Hollywood succombe à la contagion
Pourquoi résister, après tout? Un nouveau Resident Evil vient de paraître, ainsi que Flight of the Living Dead – oui, des zombis sur un avion (directement sur DVD, celui-là). Le film de zombis, d’abord une spécialisation du film d’horreur, fait des ravages à Hollywood et zombifie tout ce qui bouge. La comédie fut sans doute la première victime, l’infection produisant entre autres le Braindead/Dead Alive de Peter Jackson (pré-Seigneur des Anneaux), le suprême Shaun of the Dead, le Fido sus-mentionné, l’imparfait mais mémorable Tokyo Zombie… Et si personne ne vient mettre une balle dans la tête du film de zombis, la contamination atteindra bientôt:
- les films de sport: il faut de la détermination pour gagner, et quoi de plus déterminé qu’un zombi? Tokyo Zombie en donne un aperçu, mais ne répond pas à la question: un bon entraîneur peut-il faire des zombis des joueurs d’équipe?
- les films biographiques: pourquoi l’histoire devrait-elle s’arrêter à la mort du sujet?
- le genre “buddy cop“: “Il est un jeune policier au sang chaud qui sait garder la tête froide. Son partenaire est un zombi qui bouffe les suspects plus souvent qu’il ne les arrête. Ils combattent le crime.”
- la comédie musicale: les héros chantent pour survivre. Au moins, pendant que les zombis tentent de suivre la chorégraphie et gémissent en harmonie, ils ne mangent personne.

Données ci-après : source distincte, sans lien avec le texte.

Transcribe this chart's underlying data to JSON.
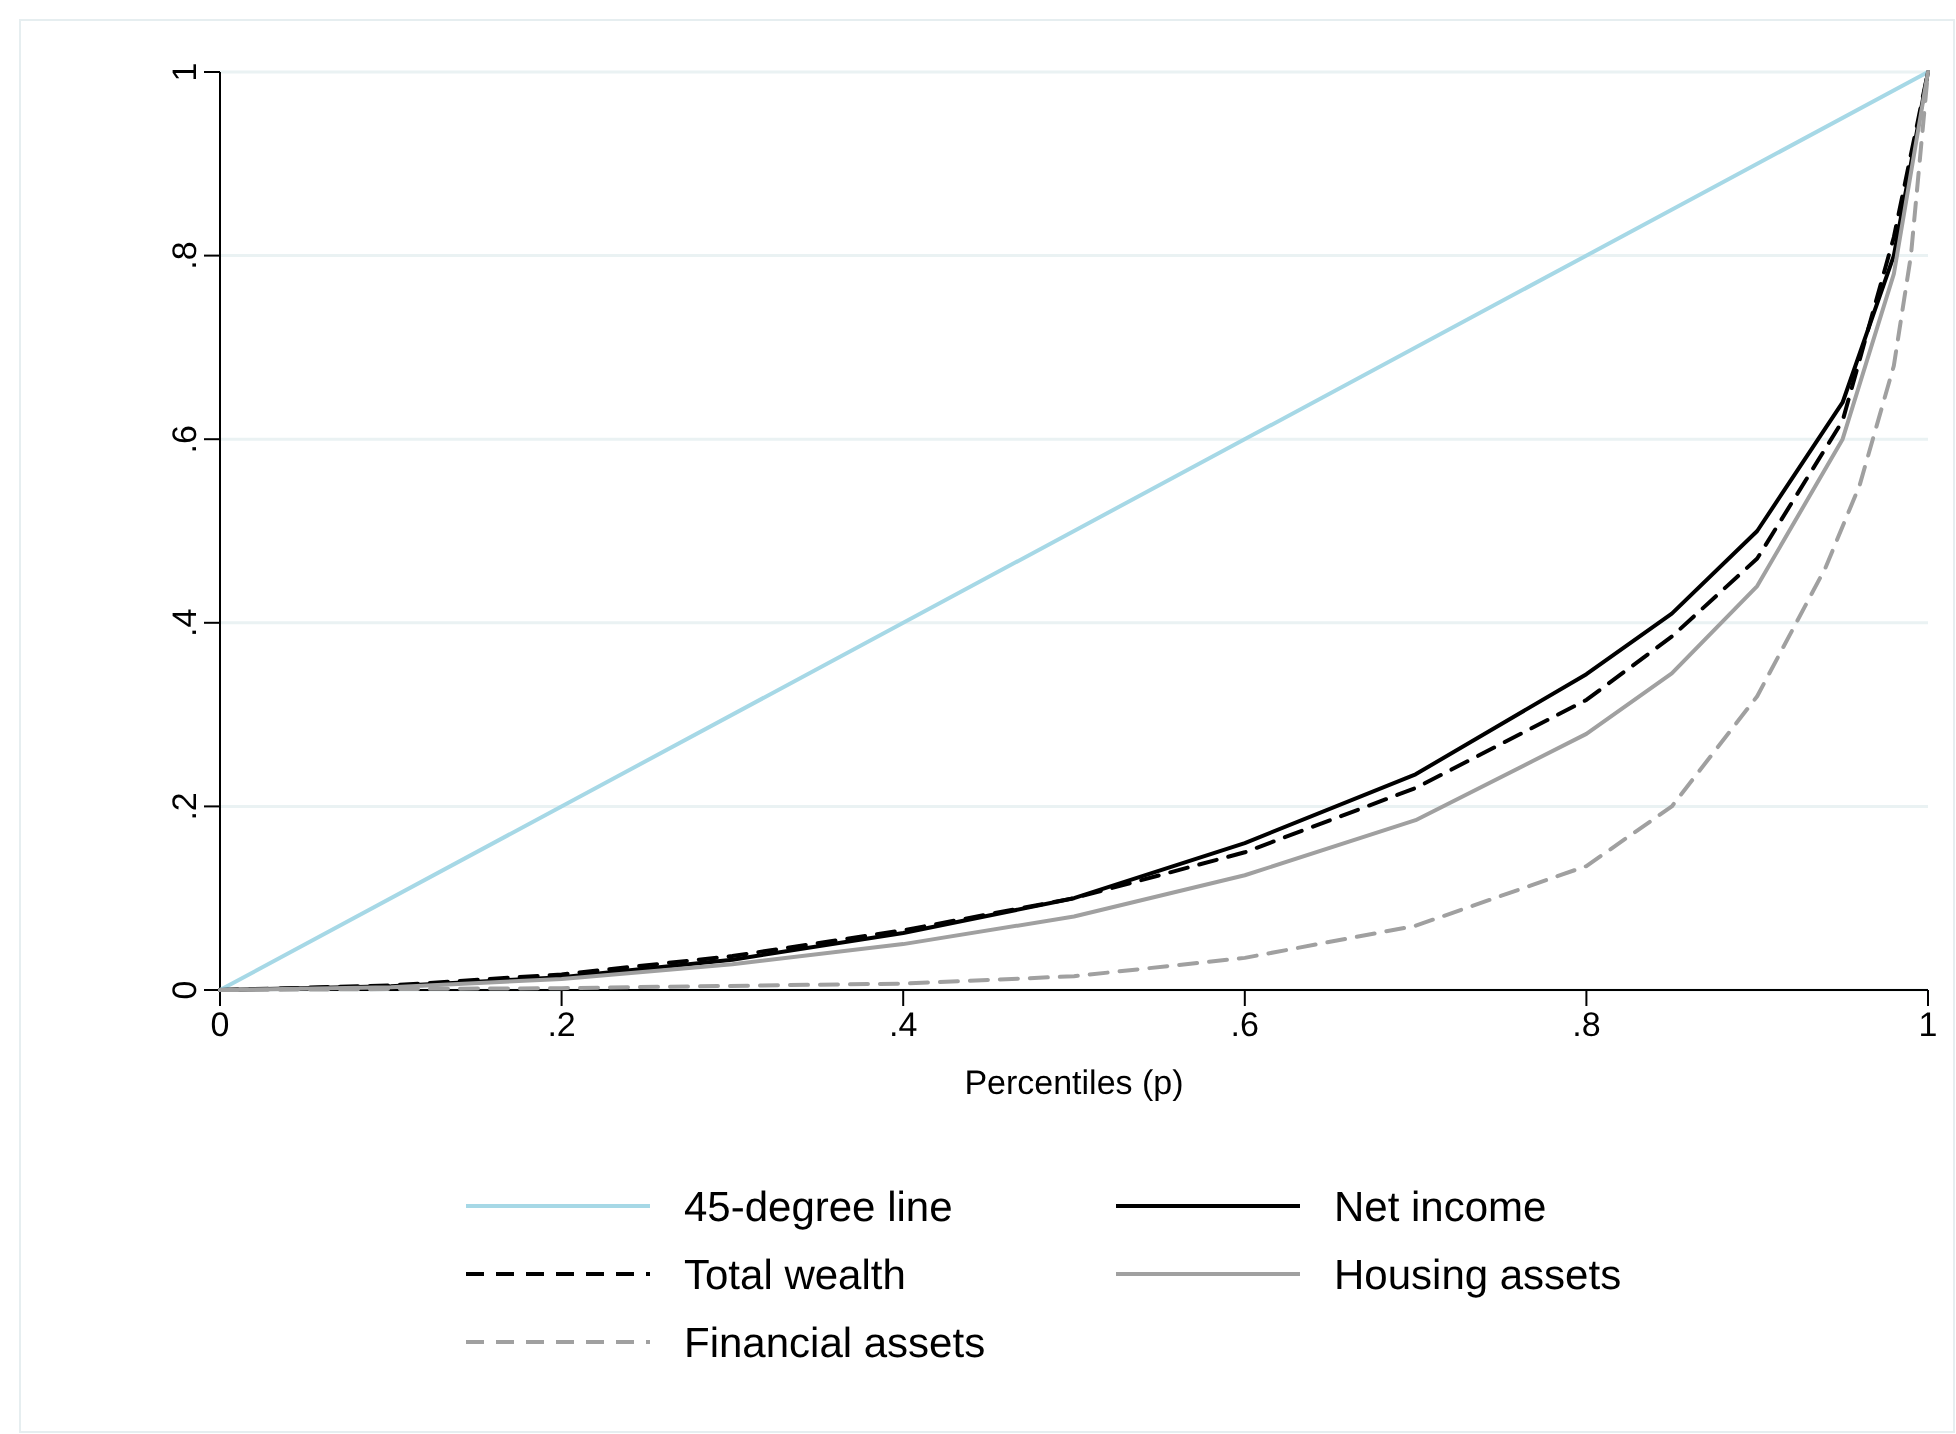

- le drame juridique: quoi, vous voudriez qu’on continue à exécuter les zombis sans procès?
- les films d’enseignants non-conventionnels inspirant toute une classe d’étudiants désoeuvrés: Undead Poets Society, quoi.
Vous voilà prévenus, et juste à temps. Les morts-vivants frappent à ma porte, et chacun, j’en suis sûr, a apporté son film que je dois voir absolument. Il est trop tard pour moi; il n’est peut-être pas trop tard pour vous.